Minha visão vai se acostumando ao escuro e me levanto sentando na borda da
cama. O corpo dói e as roupas coladas devido ao suor dificultam meus
movimentos. Apanho meus óculos na cabeceira da cama e olho para o rádio-relógio
à minha frente. Não me surpreendo ao ver os displays vermelhos mostrarem três
horas e trinta e três minutos. É sempre na mesma hora. A hora marcada para a
jornada do pavor. Foi assim que batizei essa tortuosa experiência que vivencio
em vários pesadelos seguidos. Sempre as mesmas imagens, a celebração da dor
humana, o encontro da vida com o seu fim e a escuridão eterna reinando
morbidamente.
Levanto-me
e vou até a cozinha beber um pouco de água gelada, na esperança de me reanimar
novamente. A noite ainda está na metade e não é mais possível dormir. Como nas
vezes anteriores, e não me lembro ao certo quantas foram, aguardarei o
amanhecer do dia para trabalhar e tentar esquecer os horrores da noite mal
dormida.
O
dia passa rápido e a noite novamente se aproxima.

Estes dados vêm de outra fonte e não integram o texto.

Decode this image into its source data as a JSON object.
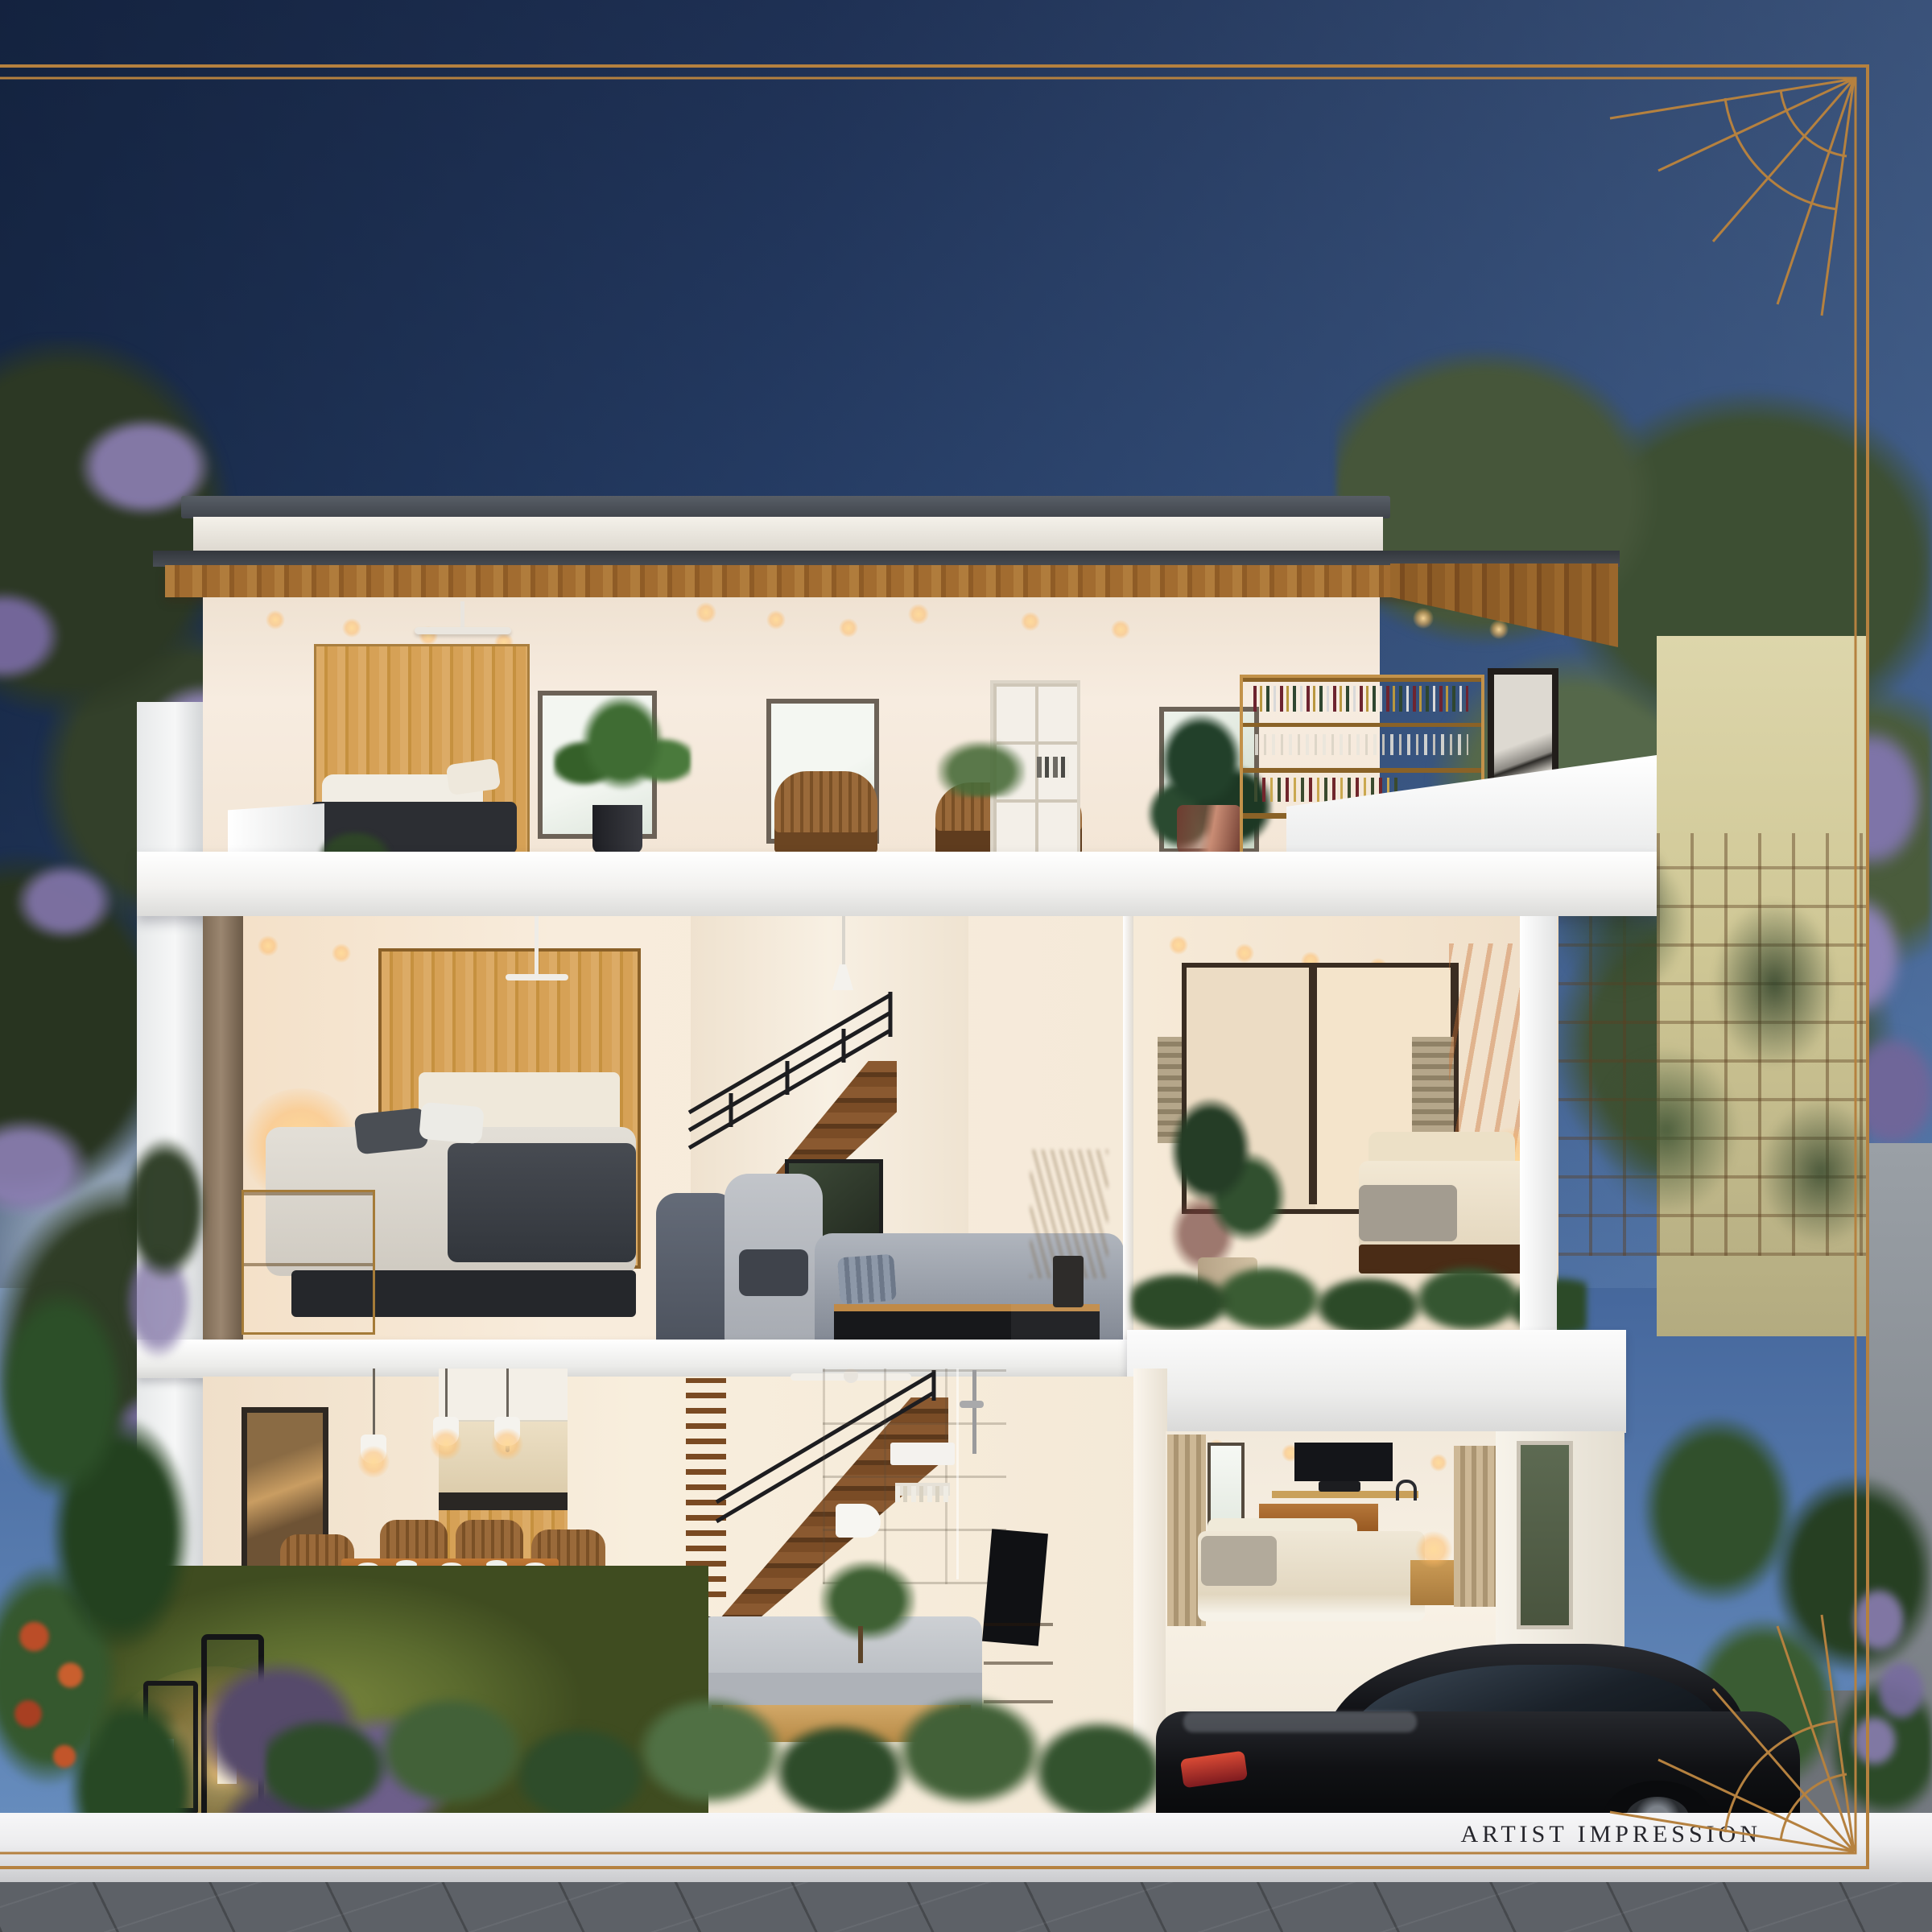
{
  "meta": {
    "type": "architectural-cross-section-render",
    "caption": "ARTIST IMPRESSION"
  },
  "palette": {
    "frame_gold": "#b5813f",
    "caption_ink": "#26262c",
    "sky_top": "#1c2e52",
    "sky_mid": "#33507f",
    "sky_right": "#5d85c2",
    "roof_dark": "#454a52",
    "soffit_wood": "#a5722f",
    "wall_cream": "#f5ebde",
    "slab_white": "#f5f4f2",
    "wood_light": "#d8a75f",
    "wood_dark": "#5c2d13",
    "sofa_gray": "#8b909a",
    "grass_green": "#55652c",
    "foliage_green": "#2d4527",
    "flower_purple": "#8b7ab4",
    "pavement_gray": "#5d6167",
    "accent_wall_tan": "#d5cda0",
    "car_black": "#131417",
    "band_white": "#f2f2f3"
  }
}
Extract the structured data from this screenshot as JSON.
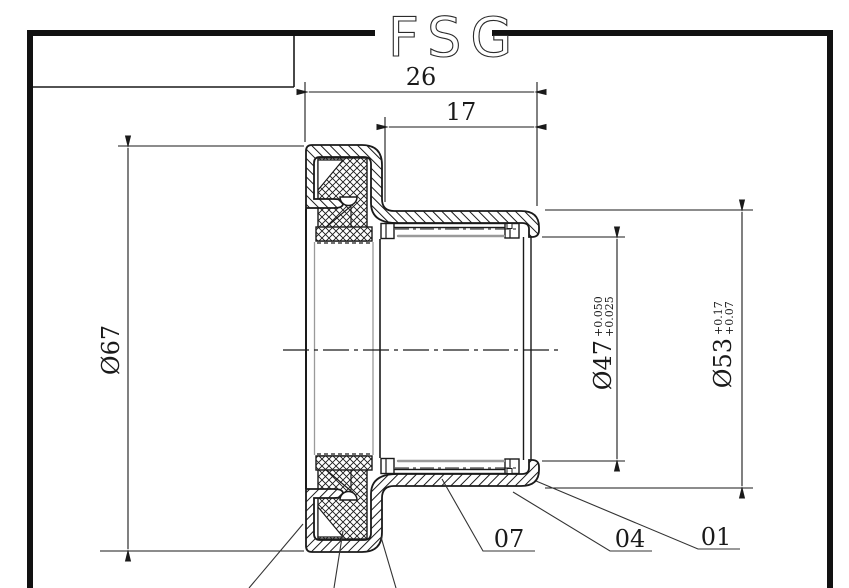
{
  "drawing": {
    "logo_text": "FSG",
    "dimensions": {
      "overall_width": "26",
      "sleeve_width": "17",
      "outer_diameter": "Ø67",
      "bore": {
        "value": "Ø47",
        "tol_upper": "+0.050",
        "tol_lower": "+0.025"
      },
      "sleeve_od": {
        "value": "Ø53",
        "tol_upper": "+0.17",
        "tol_lower": "+0.07"
      }
    },
    "callouts": [
      {
        "label": "07"
      },
      {
        "label": "04"
      },
      {
        "label": "01"
      }
    ],
    "colors": {
      "line": "#1a1a1a",
      "tangent_line": "#9a9a9a",
      "background": "#ffffff"
    }
  }
}
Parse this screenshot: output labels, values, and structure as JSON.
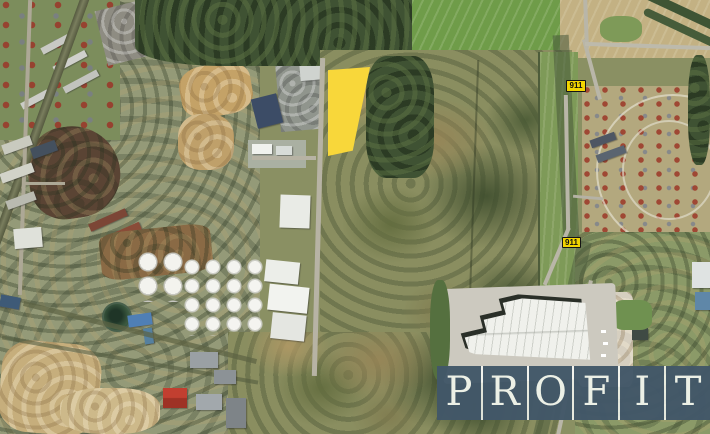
{
  "map": {
    "type": "aerial-satellite-photo",
    "route_badges": [
      {
        "label": "911",
        "position": "north"
      },
      {
        "label": "911",
        "position": "south"
      }
    ],
    "parcel_highlight": {
      "color": "#F8D73A"
    },
    "badge_style": {
      "background": "#F2D500",
      "border": "#141414",
      "text_color": "#101010"
    }
  },
  "watermark": {
    "brand": "PROFIT",
    "letters": [
      "P",
      "R",
      "O",
      "F",
      "I",
      "T"
    ],
    "tile_color": "rgba(22,48,70,0.78)",
    "letter_color": "#ecf0e6",
    "separator_color": "rgba(248,250,245,0.85)"
  }
}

E com ela vem o desespero de
enfrentar outra viagem pelos caminhos do macabro. Dormir tornou-se uma
atividade dolorosa e sufocante. Eu era escravo de meus pesadelos e senti que
minha vida estava se esvaindo cada vez que meus olhos se fechavam para...
sonhar.
Cansado
e com o corpo dolorido, caminho em direção ao quarto como se fosse entrar numa
cripta. Minha saúde estava terrivelmente abalada devido às inúmeras noites de
tortura. Aproximo-me vagarosamente da cama e me sinto como se deitasse numa
sepultura gelada. Minha resistência em vão cede perante o forte cansaço que me
força a fechar os olhos vermelhos e lacrimejantes. Sinto como se fossem abertos
os portais de um cemitério.
Tem
início novamente a jornada do pavor.
As
imagens sangrentas começam a surgir e sinto minha energia vital sendo consumida
pelo horror escatológico que me envolve. A viagem prossegue parecendo eterna e
com ela a intensa batalha entre a razão e a insanidade. Quando surge a criatura
vestida com a capa e com a foice em uma das mãos, eu interrompo a caminhada, já
quase sem forças. Estou fraco e com o corpo extremamente dolorido. Parado ali,
diante do sinistro esqueleto humano, sinto como se as viagens de sofrimento
tivessem chegado ao seu fim, aliviando o martírio de uma vida atormentada pela
dor.
A
criatura representante da morte levanta então seu braço direito erguendo a
grande foice e vocifera com uma voz gutural que ecoa grotescamente na escuridão
infinita:
- Sua jornada chegou ao fim... e não tem volta!
Os
pesadelos acabaram... para sempre!
Obs.: Conto escrito em 1993 e publicado originalmente nos fanzines "Megalon" 28 (1993), "Astaroth" 18 (1998) e "Juvenatrix" 168 (2015).